A force 10N acts on the body and body is displaced by 10m . The angle between force and displacement are given below .
Calculate the work done .
Angle = 30 , 45 , 60 , 90 .
Work done = ? , ? , ? , ? .

I want the answer with explanation .

Whoever gives the correct answer gets free points , a follow and I will mark them brainliest . ​

Answer 1

Explanation:

I think now u can find others when theta is 45°....

cos30°=√3/2

cos45°=1/√2

cos60°=1/2

cos90°=0

Answer 2

Given:

• Force = 10 N
• Displacement = 10 metres
• Angles are 30° , 45°, 60° , 90°.

To find:

• Work done in each cases ?

Calculation:

Work done by a force is equal to the scalar product between the force vector and the displacement vector.

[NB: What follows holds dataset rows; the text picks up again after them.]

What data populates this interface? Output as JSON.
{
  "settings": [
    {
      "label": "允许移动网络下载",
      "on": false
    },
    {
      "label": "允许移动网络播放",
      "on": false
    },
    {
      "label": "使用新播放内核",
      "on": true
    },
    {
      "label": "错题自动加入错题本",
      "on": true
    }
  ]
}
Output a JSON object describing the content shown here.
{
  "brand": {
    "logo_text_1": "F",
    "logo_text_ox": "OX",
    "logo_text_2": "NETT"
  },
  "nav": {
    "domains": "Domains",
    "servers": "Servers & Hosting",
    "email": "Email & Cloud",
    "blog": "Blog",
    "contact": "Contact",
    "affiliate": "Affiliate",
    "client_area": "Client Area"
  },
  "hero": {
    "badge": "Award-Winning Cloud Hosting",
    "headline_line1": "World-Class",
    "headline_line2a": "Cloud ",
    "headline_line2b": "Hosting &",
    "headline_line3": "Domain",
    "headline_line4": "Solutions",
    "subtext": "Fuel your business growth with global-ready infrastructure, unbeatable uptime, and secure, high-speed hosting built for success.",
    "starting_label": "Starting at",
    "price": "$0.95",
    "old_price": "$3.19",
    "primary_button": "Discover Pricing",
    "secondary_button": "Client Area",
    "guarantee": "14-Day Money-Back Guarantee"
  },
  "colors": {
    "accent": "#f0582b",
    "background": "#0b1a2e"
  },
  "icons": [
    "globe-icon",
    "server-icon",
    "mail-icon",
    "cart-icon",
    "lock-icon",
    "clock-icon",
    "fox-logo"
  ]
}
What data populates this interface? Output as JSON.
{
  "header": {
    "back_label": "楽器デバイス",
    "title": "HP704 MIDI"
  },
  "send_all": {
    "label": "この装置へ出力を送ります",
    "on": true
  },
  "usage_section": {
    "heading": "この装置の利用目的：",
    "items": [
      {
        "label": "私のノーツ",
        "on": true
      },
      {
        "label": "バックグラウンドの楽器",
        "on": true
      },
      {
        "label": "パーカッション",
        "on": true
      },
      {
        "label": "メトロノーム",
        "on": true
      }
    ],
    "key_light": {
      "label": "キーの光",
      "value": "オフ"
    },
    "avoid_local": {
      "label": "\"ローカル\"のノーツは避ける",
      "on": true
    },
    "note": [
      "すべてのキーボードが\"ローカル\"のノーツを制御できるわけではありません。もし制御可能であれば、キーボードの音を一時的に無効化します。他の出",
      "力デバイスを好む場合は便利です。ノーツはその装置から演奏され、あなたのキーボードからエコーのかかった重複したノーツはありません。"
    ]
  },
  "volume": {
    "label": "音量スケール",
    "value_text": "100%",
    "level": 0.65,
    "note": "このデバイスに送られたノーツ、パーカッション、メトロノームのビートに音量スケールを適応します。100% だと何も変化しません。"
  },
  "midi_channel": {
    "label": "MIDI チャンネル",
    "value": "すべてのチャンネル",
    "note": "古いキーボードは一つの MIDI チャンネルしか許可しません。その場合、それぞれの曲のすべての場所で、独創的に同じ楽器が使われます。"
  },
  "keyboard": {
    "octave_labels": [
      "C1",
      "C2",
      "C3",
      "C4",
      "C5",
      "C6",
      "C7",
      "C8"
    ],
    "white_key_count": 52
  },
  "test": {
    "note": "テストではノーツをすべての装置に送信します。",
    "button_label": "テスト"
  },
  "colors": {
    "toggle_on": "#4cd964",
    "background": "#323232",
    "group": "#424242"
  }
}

General equation for work is :

$\boxed{W = f \times d \times \cos( \theta) }$

• 'f' is force, 'd' is displacement and $\theta$ is the angle.

When angle is 30°:

$W = 10 \times 10\times \cos( {30}^{ \circ} )$

$\implies W = 10 \times 10\times \dfrac{ \sqrt{3} }{2}$

$\implies W = 50 \sqrt{3} \: joule$

When angle is 45°:

$W = 10 \times 10\times \cos( {45}^{ \circ} )$

$\implies W = 10 \times 10\times \dfrac{ 1 }{ \sqrt{2} }$

$\implies W = \dfrac{ 100 }{ \sqrt{2} }$

$\implies W = 50 \sqrt{2} \: joule$

When angle is 60°:

$W = 10 \times 10\times \cos( {60}^{ \circ} )$

$\implies W = 10 \times 10\times \dfrac{ 1 }{2 }$

$\implies W = 50 \: joule$

When angle is 90°:

$W = 10 \times 10\times \cos( {90}^{ \circ} )$

$\implies W = 10 \times 10\times 0$

$\implies W = 0 \: joule$

Hope It Helps